Cardiology Department, Cardiovascular Sciences and the Renal Institute, Hammersmith Hospital Campus, Imperial College Healthcare NHS Trust, London, UK.
Eur Heart J. 2011 Dec;32(23):2970-88. doi: 10.1093/eurheartj/ehr151. Epub 2011 May 24.

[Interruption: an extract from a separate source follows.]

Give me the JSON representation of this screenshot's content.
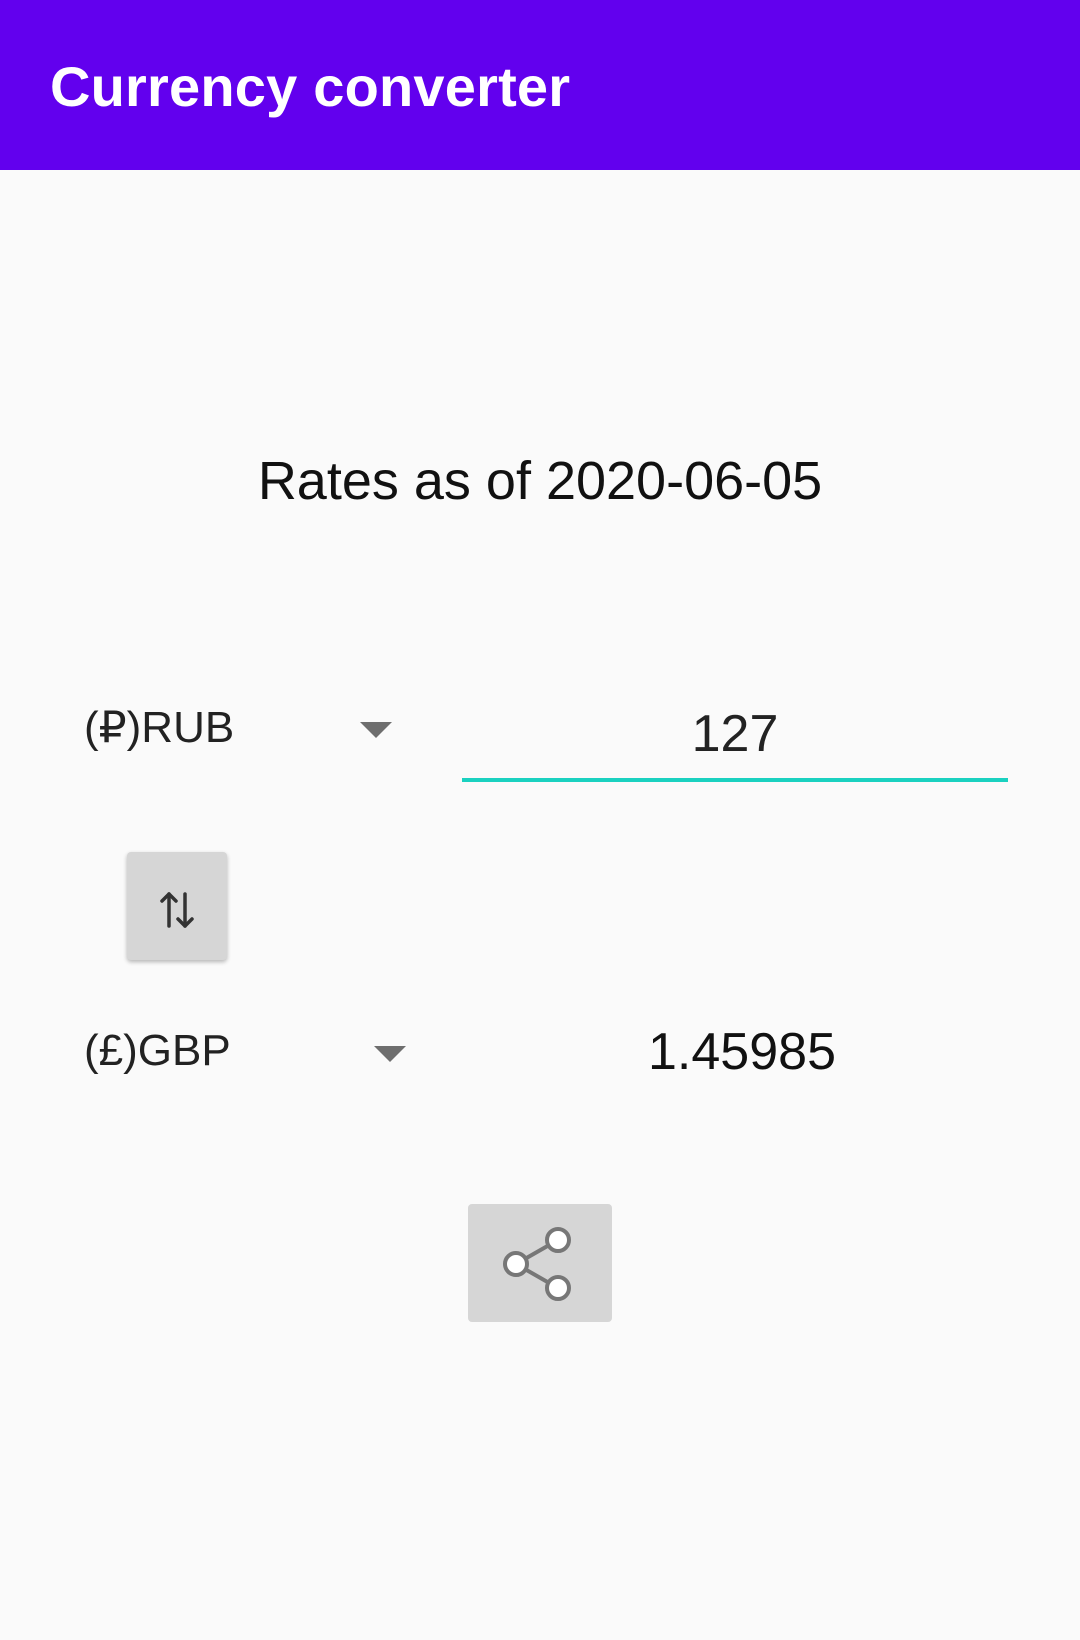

AIMS Guidelines suggest that patients should discontinue clopidogrel for 5 days prior to coronary artery bypass grafting (CABG) where possible. Those with acute coronary syndrome (ACS) are at elevated risk of further myocardial infarction (MI) and death without clopidogrel. This meta-analysis aims to determine the risk of CABG in ACS patients while continuing clopidogrel. METHOD AND RESULTS Thirty-four studies with 22 584 patients undergoing CABG were assessed. Patients with recent clopidogrel exposure (CL) were compared with those without recent clopidogrel (NC). Although mortality is increased in CL vs. NC [odds ratio (OR) 1.6, 95% CI 1.30-1.96, P < 0.00001], it is influenced by the ACS status and case urgency in these mainly non-randomized studies. In ACS patients, there is no significant difference in mortality (OR 1.44, 95% CI 0.97-2.1, P= 0.07) or in postoperative MI (OR 0.57, 95% CI 0.31-1.07, P = 0.08) and stroke rates (OR 1.23, 95% CI 0.66-2.29, P = 0.52). Combined major adverse cardiovascular event (stroke, MI, and death) was not different in the two groups (OR 1.10, 95% CI 0.87-1.41, P= 0.43). Reoperation rates are elevated on clopidogrel but have reduced over time, and were specifically not different in ACS patients (OR 1.5, 95% CI 0.88-2.54, P= 0.13). CONCLUSION Previous studies focused on surrogate endpoints and compared higher risk ACS patients with elective cases. However, many patients have safely undergone CABG on clopidogrel and surgical expertise is growing. Multinational trials are required to fully determine the balance of ischaemia and bleeding. While results are awaited we suggest ACS patients requiring urgent CABG proceed with surgery without delay for a clopidogrel-free period.
目的指南建议,在可能的情况下,患者应在冠状动脉旁路移植术(CABG)前停用氯吡格雷 5 天。患有急性冠状动脉综合征(ACS)的患者如果没有氯吡格雷,进一步心肌梗死(MI)和死亡的风险会增加。本荟萃分析旨在确定 ACS 患者继续使用氯吡格雷时进行 CABG 的风险。方法和结果评估了 34 项研究,共 22584 例患者接受了 CABG。比较了近期有氯吡格雷暴露(CL)的患者与近期无氯吡格雷(NC)的患者。尽管 CL 患者的死亡率高于 NC 患者[比值比(OR)1.6,95%置信区间(CI)1.30-1.96,P < 0.00001],但在这些主要是非随机研究中,ACS 状态和病例紧急情况会对其产生影响。在 ACS 患者中,死亡率无显著差异(OR 1.44,95%CI 0.97-2.1,P=0.07),术后 MI(OR 0.57,95%CI 0.31-1.07,P=0.08)和卒中发生率(OR 1.23,95%CI 0.66-2.29,P=0.52)也无显著差异。两组的主要不良心血管事件(卒中、MI 和死亡)发生率无差异(OR 1.10,95%CI 0.87-1.41,P=0.43)。尽管氯吡格雷组的再次手术率升高,但随着时间的推移有所下降,且在 ACS 患者中并无显著差异(OR 1.5,95%CI 0.88-2.54,P=0.13)。结论先前的研究侧重于替代终点,并比较了风险较高的 ACS 患者与择期病例。然而,许多患者已安全地在氯吡格雷的情况下接受了 CABG,且外科专业知识也在不断增长。需要进行跨国试验以充分确定缺血和出血之间的平衡。在等待结果的同时,我们建议需要紧急 CABG 的 ACS 患者不要延迟手术,以避免无氯吡格雷期。